Présent dans l'émission 100% Euro sur M6 durant le championnat d'Europe, Dominique Grimault livrera aussi pour le site officiel une chronique sur les Bleus, la compétition et tout ce qui lui passe par la tête. Troisième épisode.
Très logiquement, Michel Platini, président de l’UEFA, devrait assister au premier match de cet Euro 2012, ce vendredi à 18 heures, au Stade National de Varsovie, entre la Pologne et la Grèce. Il aura comme d’habitude sa cravate un peu desserrée- à croire qu’il n’a jamais su l’ajuster- et des yeux mi- sévères, mi- distants pour tout voir avant les autres, spectateurs et téléspectateurs. Et la nostalgie étant toujours ce qu’elle est, et sera, il nous plait à cette seconde de se replonger quelques dizaines d’années en arrière et de continuer à admirer ce que fut cet as du jeu, notamment lors de cet Euro 100% français de 1984 lorsque le Mimi en question, héros national, avait planté 9 buts en 5 matchs, du pied droit, du pied gauche et de la tête. Il y aurait mis les dents s’il avait fallu ! Quel artiste au service de quelle équipe ! Aujourd’hui, Platini organise, planifie, distribue des coupes, sourit quand il le faut, affiche toujours la même aversion pour les photographes, et râle dès lors qu’on ose lui parler de la vidéo que nous sommes nombreux à estimer nécessaire. Lui non, qui veut que le foot reste naturel, fidèle à ses valeurs universelles et de toujours. Platini mourra avec ses idées.
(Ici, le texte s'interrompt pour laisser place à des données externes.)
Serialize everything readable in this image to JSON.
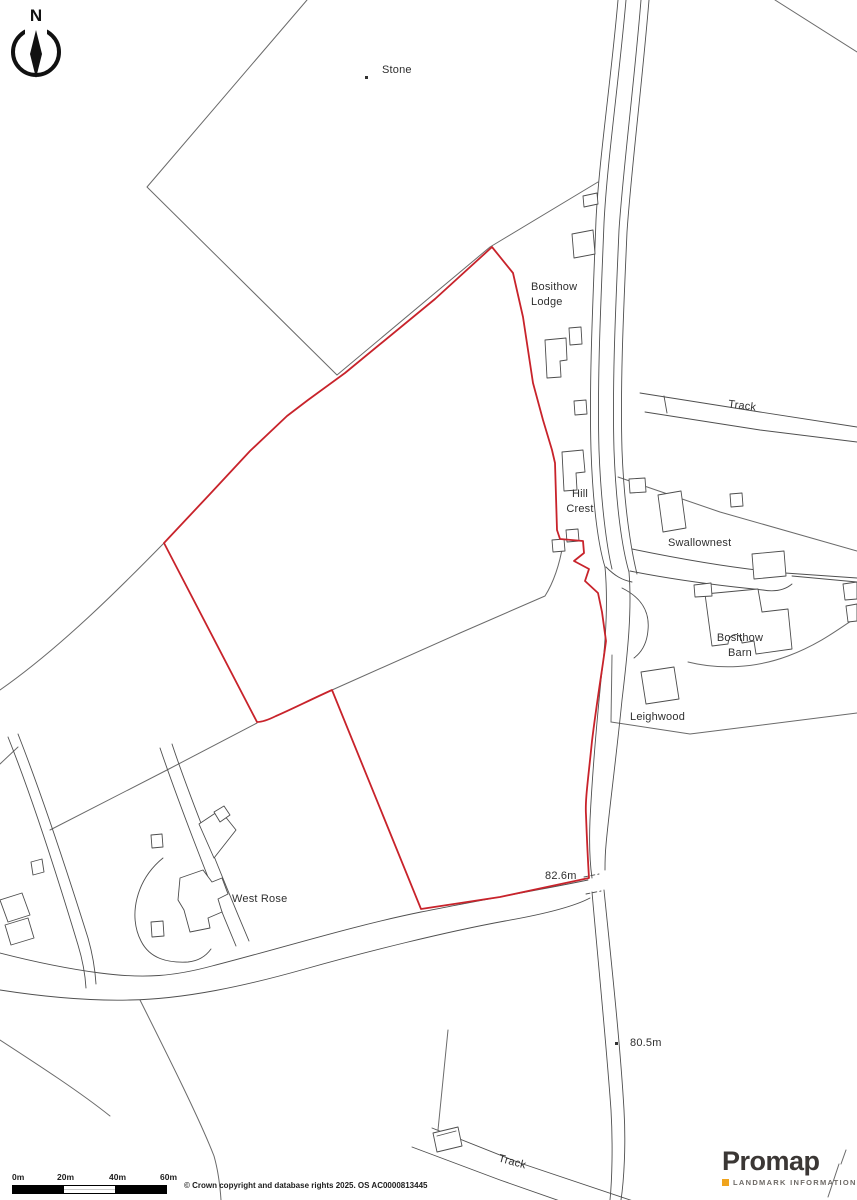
{
  "map": {
    "north_indicator": "N",
    "boundary_color": "#c8232b",
    "line_color": "#4f4f4f",
    "labels": {
      "stone": "Stone",
      "bosithow_lodge": "Bosithow\nLodge",
      "track_top": "Track",
      "hill_crest": "Hill\nCrest",
      "swallownest": "Swallownest",
      "bosithow_barn": "Bosithow\nBarn",
      "leighwood": "Leighwood",
      "west_rose": "West Rose",
      "track_bottom": "Track",
      "spot_height_upper": "82.6m",
      "spot_height_lower": "80.5m"
    }
  },
  "scale_bar": {
    "ticks": [
      "0m",
      "20m",
      "40m",
      "60m"
    ]
  },
  "attribution": {
    "copyright": "© Crown copyright and database rights 2025. OS AC0000813445"
  },
  "branding": {
    "logo": "Promap",
    "tagline": "LANDMARK INFORMATION",
    "accent_color": "#f0a41e"
  }
}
Ne jouons pas au vieux singe savant, nous n’avons aucune perspective, aucune donnée un peu objective, sur les deux matchs de cette première journée, l’autre affiche, en soirée, étant constitué par un Russie- République Tchèque qui aurait mis les deux nations à feu à une époque où les tanks et les appétits démoniaques de la première mitraillaient et engloutissaient la seconde. Cette rencontre sera jouée à Wroclaw dans une ambiance pacifiée. A priori, la Pologne chez elle et la Russie constituée par 23 joueurs issus de seulement quatre clubs, à une ou deux exceptions près, auront les faveurs du pronostic. Il nous étonnerait pourtant que l’une ou l’autre de ces nations soient au bout de l’histoire dans cet Euro.
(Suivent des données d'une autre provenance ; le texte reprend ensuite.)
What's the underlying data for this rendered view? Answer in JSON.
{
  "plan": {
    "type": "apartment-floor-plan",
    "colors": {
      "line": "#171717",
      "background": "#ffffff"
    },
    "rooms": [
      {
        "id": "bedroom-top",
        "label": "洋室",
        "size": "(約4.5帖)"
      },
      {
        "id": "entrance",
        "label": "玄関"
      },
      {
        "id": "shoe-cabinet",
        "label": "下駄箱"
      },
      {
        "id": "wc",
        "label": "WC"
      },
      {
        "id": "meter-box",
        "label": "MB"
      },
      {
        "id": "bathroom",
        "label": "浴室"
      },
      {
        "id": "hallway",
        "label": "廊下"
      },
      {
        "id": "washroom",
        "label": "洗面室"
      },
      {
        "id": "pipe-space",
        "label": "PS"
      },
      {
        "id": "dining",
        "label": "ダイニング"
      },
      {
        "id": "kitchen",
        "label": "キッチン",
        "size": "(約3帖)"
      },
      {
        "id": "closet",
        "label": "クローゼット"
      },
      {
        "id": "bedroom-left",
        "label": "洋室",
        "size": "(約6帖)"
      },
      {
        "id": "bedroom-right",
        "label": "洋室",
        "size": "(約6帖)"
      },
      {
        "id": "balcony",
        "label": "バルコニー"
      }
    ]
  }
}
La surprise, si tant est qu’elle puisse naître, pourrait venir d’ailleurs ; de la Suède pour commencer avec son capitaine Zlatan Ibrahimovic qui est aussi dingue que génial, aussi boursoufflé de lui-même que altruiste sur le terrain. La Suède, c’est du costaud, du lourd, du très grand par la taille et les Bleus auraient plutôt intérêt à engranger des points et des certitudes avant de l’affronter le mardi 19 juin. Une autre équipe qui ne manquera pas d’air, l’Eire justement avec ce cher doyen Trapattoni -73 ans-aux commandes, sa défense pour découper tout ce qui vient, ses guerriers pour se jeter comme des chiens sur le deuxième ballon et pour conclure, ses malins que sont Keane, Duff ou encore Doyle. Attention, cette équipe sera très chiante à jouer tout comme le Danemark, grande banlieue d’Evian- Thonon- Gaillard avec Andersen, Wass, Kahlenberg et Poulsen, eux-mêmes associés à ce grand chasseur et flambeur de Bendtner. Le problème des Danois, c’est que leur histoire semble perdue d’avance avec pour adversaires immédiats : les Pays- Bas, l’Allemagne et le Portugal. Cela dit, en 1992, les Danois avaient les packs de bière par dizaines dans le frigo et dans le vestiaire et cela ne les avaient pas empêchés de se friser à la tête de l’Europe entière, médusée. Allez, c’est parti.